Is the Arab Quartet ending its rift with Qatar?

Qatar could be coming in from the cold: Saudi Arabia, the UAE, Egypt and Bahrain have reportedly agreed ink a pact ending their feud with Qatar, ending a 3.5-year diplomatic crisis, a senior Trump administration official was quoted as saying by Reuters. The agreement should be inked at today’s GCC summit, taking place in the Saudi province of Al Ula. The quartet had ended diplomatic, trade and travel ties with Doha in 2017 over Islamist meddling in regional affairs.

Riyadh will reopen its land, sea, and air borders with the statelet ahead of the summit and made clear its intention to lift the blockade, Kuwaiti Foreign Minister Ahmad Nasser al-Sabah said yesterday. Tomorrow’s meeting will help to unite Gulf nations “in the face of challenges facing the region,” Saudi state media quoted Saudi Crown Prince Mohamed bin Salman as saying. Read: Iran.

We haven’t yet heard anything official coming out of Egypt, the UAE or Bahrain. Egypt’s Foreign Ministry spokesperson quietly supported rapprochement, pledging cooperation with “sincere efforts” to resolve the dispute, but no senior officials have yet commented on the negotiations.

The nutter in Turkey is happy: Ankara said it welcomed the move by Saudi and hailed it as a key step to resolve the dispute, the Turkish Foreign Ministry said in a statement cited by Reuters. Qatar’s close relationship with Turkey has been one of the reasons the Arab Quartet severed diplomatic ties with the Gulf nation in 2017. Doha had also been handed 12 other demands — including closing Al Jazeera, cutting links with the Ikhwan, and demoting ties with Iran. At the time, those demands or “principles” were said to serve as a framework for future talks to end the dispute.

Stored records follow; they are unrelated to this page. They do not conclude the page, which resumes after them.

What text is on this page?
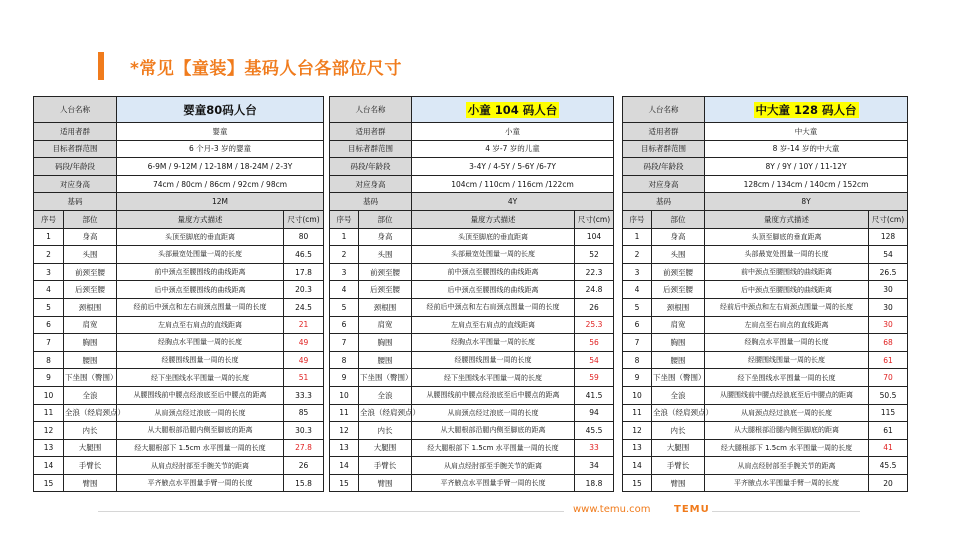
*常见【童装】基码人台各部位尺寸
人台名称		婴童80码人台	
适用者群		婴童	
目标者群范围		6 个月-3 岁的婴童	
码段/年龄段		6-9M / 9-12M / 12-18M / 18-24M / 2-3Y	
对应身高		74cm / 80cm / 86cm / 92cm / 98cm	
基码		12M	
序号	部位	量度方式描述	尺寸(cm)
1	身高	头顶至脚底的垂直距离	80
2	头围	头部最宽处围量一周的长度	46.5
3	前颈至腰	前中颈点至腰围线的曲线距离	17.8
4	后颈至腰	后中颈点至腰围线的曲线距离	20.3
5	颈根围	经前后中颈点和左右肩颈点围量一周的长度	24.5
6	肩宽	左肩点至右肩点的直线距离	21
7	胸围	经胸点水平围量一周的长度	49
8	腰围	经腰围线围量一周的长度	49
9	下坐围（臀围）	经下坐围线水平围量一周的长度	51
10	全浪	从腰围线前中腰点经浪底至后中腰点的距离	33.3
11	全浪（经肩颈点）	从肩颈点经过浪底一周的长度	85
12	内长	从大腿根部沿腿内侧至脚底的距离	30.3
13	大腿围	经大腿根部下 1.5cm 水平围量一周的长度	27.8
14	手臂长	从肩点经肘部至手腕关节的距离	26
15	臂围	平齐腋点水平围量手臂一周的长度	15.8
人台名称		小童 104 码人台	
适用者群		小童	
目标者群范围		4 岁-7 岁的儿童	
码段/年龄段		3-4Y / 4-5Y / 5-6Y /6-7Y	
对应身高		104cm / 110cm / 116cm /122cm	
基码		4Y	
序号	部位	量度方式描述	尺寸(cm)
1	身高	头顶至脚底的垂直距离	104
2	头围	头部最宽处围量一周的长度	52
3	前颈至腰	前中颈点至腰围线的曲线距离	22.3
4	后颈至腰	后中颈点至腰围线的曲线距离	24.8
5	颈根围	经前后中颈点和左右肩颈点围量一周的长度	26
6	肩宽	左肩点至右肩点的直线距离	25.3
7	胸围	经胸点水平围量一周的长度	56
8	腰围	经腰围线围量一周的长度	54
9	下坐围（臀围）	经下坐围线水平围量一周的长度	59
10	全浪	从腰围线前中腰点经浪底至后中腰点的距离	41.5
11	全浪（经肩颈点）	从肩颈点经过浪底一周的长度	94
12	内长	从大腿根部沿腿内侧至脚底的距离	45.5
13	大腿围	经大腿根部下 1.5cm 水平围量一周的长度	33
14	手臂长	从肩点经肘部至手腕关节的距离	34
15	臂围	平齐腋点水平围量手臂一周的长度	18.8
人台名称		中大童 128 码人台	
适用者群		中大童	
目标者群范围		8 岁-14 岁的中大童	
码段/年龄段		8Y / 9Y / 10Y / 11-12Y	
对应身高		128cm / 134cm / 140cm / 152cm	
基码		8Y	
序号	部位	量度方式描述	尺寸(cm)
1	身高	头顶至脚底的垂直距离	128
2	头围	头部最宽处围量一周的长度	54
3	前颈至腰	前中颈点至腰围线的曲线距离	26.5
4	后颈至腰	后中颈点至腰围线的曲线距离	30
5	颈根围	经前后中颈点和左右肩颈点围量一周的长度	30
6	肩宽	左肩点至右肩点的直线距离	30
7	胸围	经胸点水平围量一周的长度	68
8	腰围	经腰围线围量一周的长度	61
9	下坐围（臀围）	经下坐围线水平围量一周的长度	70
10	全浪	从腰围线前中腰点经浪底至后中腰点的距离	50.5
11	全浪（经肩颈点）	从肩颈点经过浪底一周的长度	115
12	内长	从大腿根部沿腿内侧至脚底的距离	61
13	大腿围	经大腿根部下 1.5cm 水平围量一周的长度	41
14	手臂长	从肩点经肘部至手腕关节的距离	45.5
15	臂围	平齐腋点水平围量手臂一周的长度	20
www.temu.com TEMU
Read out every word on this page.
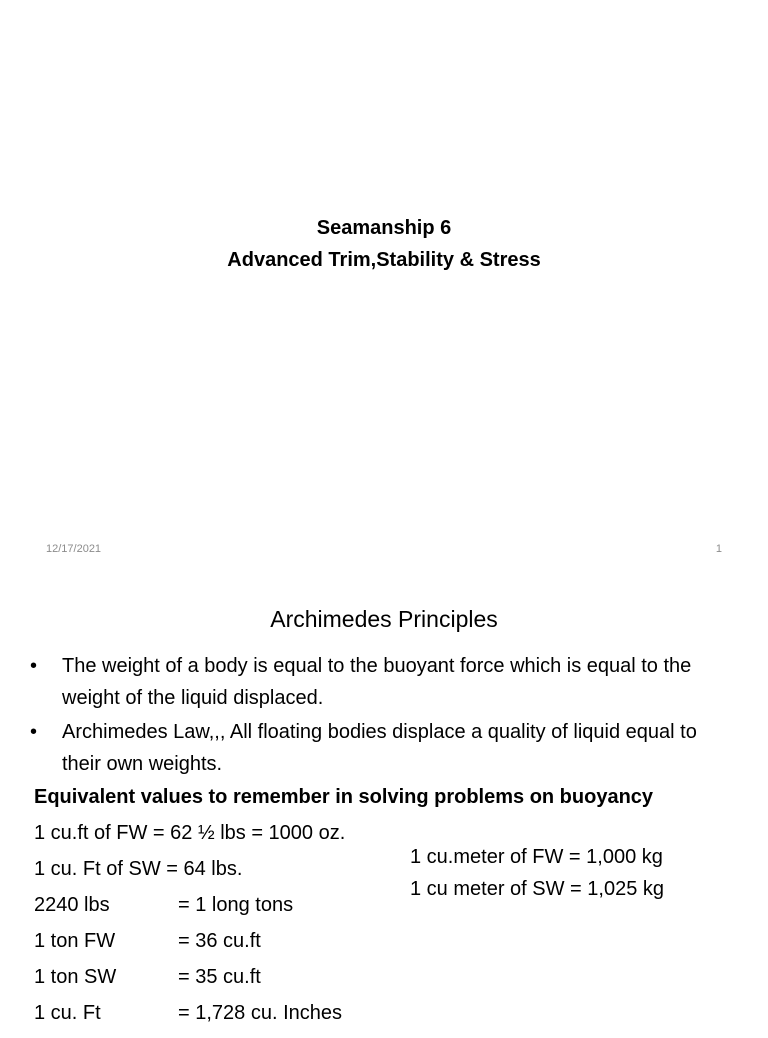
Seamanship 6
Advanced Trim,Stability & Stress
12/17/2021	1
Archimedes Principles
• The weight of a body is equal to the buoyant force which is equal to the weight of the liquid displaced.
• Archimedes Law,,, All floating bodies displace a quality of liquid equal to their own weights.
Equivalent values to remember in solving problems on buoyancy
1 cu.ft of FW = 62 ½ lbs = 1000 oz.
1 cu. Ft of SW = 64 lbs.
2240 lbs	= 1 long tons
1 ton FW	= 36 cu.ft
1 ton SW	= 35 cu.ft
1 cu. Ft	= 1,728 cu. Inches
1 cu.meter of FW = 1,000 kg
1 cu meter of SW = 1,025 kg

Investors will need more than a unified GCC before buying big into Gulf bonds, Bloomberg says. Any steps taken today towards mending relations will be warmly received by investors, but president-elect Joe Biden’s foreign policy and the deteriorating relations between Washington and Tehran are holding the attention of bond traders, meaning that bigger geopolitical moves will likely be necessary before bonds can rally.